The life story of an artist, naturally, cannot be reduced to a mere enumeration of biographical facts. Such details are not even an outline, but rather only a collection of milestones that allows us not to lose our way among circumstances of space and time. Their connection with creative intent, with changes in personal philosophy, language, and mien is not always obvious, and at times altogether unable to be determined. This is especially true when speaking of an artist who is intuitive, inclined to self-reflection, and inwardly ready to abandon his former strategies in favor of new ideas. And Mikhail Roginsky was just such an artist

The years between his birth and death (1931, Moscow – 2004, Paris) bore witness to a vast range of historical events and saw the rise and fall of no fewer than ten global artistic trends. In his personal life, too, we may observe several pivotal moments– such as his return to Moscow after seven years working as a stage designer in provincial theaters, or his emigration in 1978. At times it may be tempting, on the basis of various facts and factors, to draw up a version of Roginsky’s life that would lend logical explanation to all the transformations in his art. Yet such a version would not only be oversimplified in the extreme; it would also be invariably distorted.

A retrospective familiarity with Roginsky’s legacy leads us to assume that the aesthetic twists and turns so characteristic to him were not dictated by outward circumstances, but rather were the fruit of intense contemplation, intuitive speculation, and practical experiments. In other words, Mikhail Roginsky’s path as an artist was extremely subjective; it’s impossible to divide him into stages due to conjuncture or “historical necessity.” His future biographers will have the task of racking their brains in determining how best to reconcile the peculiarities of his evolution as an artist with historical facts.

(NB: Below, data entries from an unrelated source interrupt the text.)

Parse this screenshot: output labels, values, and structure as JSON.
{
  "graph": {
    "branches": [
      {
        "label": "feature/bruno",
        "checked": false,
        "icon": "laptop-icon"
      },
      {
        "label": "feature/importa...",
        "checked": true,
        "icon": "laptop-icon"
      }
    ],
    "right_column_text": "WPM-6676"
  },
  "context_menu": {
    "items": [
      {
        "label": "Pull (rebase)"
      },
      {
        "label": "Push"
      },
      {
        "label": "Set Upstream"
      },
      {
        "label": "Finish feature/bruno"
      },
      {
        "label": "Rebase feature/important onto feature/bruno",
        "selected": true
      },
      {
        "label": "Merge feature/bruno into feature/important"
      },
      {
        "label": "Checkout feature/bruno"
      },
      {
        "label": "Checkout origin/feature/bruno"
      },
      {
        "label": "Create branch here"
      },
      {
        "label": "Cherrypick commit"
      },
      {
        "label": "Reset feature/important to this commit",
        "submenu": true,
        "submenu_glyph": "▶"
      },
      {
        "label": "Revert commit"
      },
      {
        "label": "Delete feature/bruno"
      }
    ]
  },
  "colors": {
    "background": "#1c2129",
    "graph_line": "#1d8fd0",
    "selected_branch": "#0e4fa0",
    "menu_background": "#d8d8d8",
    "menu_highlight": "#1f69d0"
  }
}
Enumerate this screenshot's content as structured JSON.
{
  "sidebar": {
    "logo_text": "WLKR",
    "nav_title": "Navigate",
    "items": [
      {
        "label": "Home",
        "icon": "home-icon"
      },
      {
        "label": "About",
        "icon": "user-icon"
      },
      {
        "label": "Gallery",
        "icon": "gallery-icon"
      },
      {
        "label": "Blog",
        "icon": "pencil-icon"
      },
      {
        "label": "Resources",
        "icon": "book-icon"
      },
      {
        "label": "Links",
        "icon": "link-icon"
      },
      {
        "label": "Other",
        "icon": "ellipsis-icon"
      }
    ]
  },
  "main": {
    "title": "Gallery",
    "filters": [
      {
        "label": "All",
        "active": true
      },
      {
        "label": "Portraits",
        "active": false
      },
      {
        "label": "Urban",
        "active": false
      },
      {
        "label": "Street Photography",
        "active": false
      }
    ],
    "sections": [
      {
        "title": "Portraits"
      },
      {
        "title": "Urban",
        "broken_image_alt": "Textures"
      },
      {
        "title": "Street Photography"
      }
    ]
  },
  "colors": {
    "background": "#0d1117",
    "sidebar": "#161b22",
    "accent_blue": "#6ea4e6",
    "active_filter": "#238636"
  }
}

For the time being, it would seem most reasonable of all to draw upon former comments from Roginsky himself in which he explained the changes in his creative work in one way or another. For example, it would be wise to take a close look at his words regarding the “substantive experience of the theater” which led him in the early 1960s to “portraiture” of everyday objects – painting not the natural, but the essential (“I forced myself to reconstruct reality from my own impressions of it”). We should pay just as much attention to Mikhail Alexandrovich’s words regarding “Russian pop-art”: the author of “Primus” and “Red Door” insisted that his works of that period were connected to the then-fashionable trend in the West neither genealogically nor conceptually. Just as convincing is the artist’s recognition of the reasons for his inner crisis in the 1970s: incomprehension of those around him compelled him to “make paintings that were beautiful, but which had no relation to me,” which led to prolonged depression. And of course of especial importance is his own evaluation of what happened after his emigration from Moscow to Paris: “I’m living in an alien country, and I have no friends. But it was namely this that allowed me to search for the simplest logic of the pure plastic arts, to break down the taboo that had formed in modern art.”

"I forced myself to reconstruct reality from my own impressions of it" .

His Paris period greatly differed from his Moscow one; it was quite varied and palpably experimental, though as a result of his intense searching Mikhail Roginsky would go on to choose for himself a leitmotif sharing similarities to some extent with his early works. His vast “Moscow series” from the mid-1990s to the early 2000s was devoted to the Soviet past, its peoples, daily life, and architecture. But the “realism” of this painted art is in no way related to the pictorialism peculiar to the erstwhile official artists of the USSR. Roginsky created an existential saga in which the drama of everyday circumstances almost imperceptibly becomes the main impression for the viewer. Undoubtedly, the impulse of this series was imparted to the artist by his encounter with post-Soviet Moscow. However, his path to making the series was by no means straight; if anything, it was paradoxical. As was most of the creative work of Mikhail Roginsky.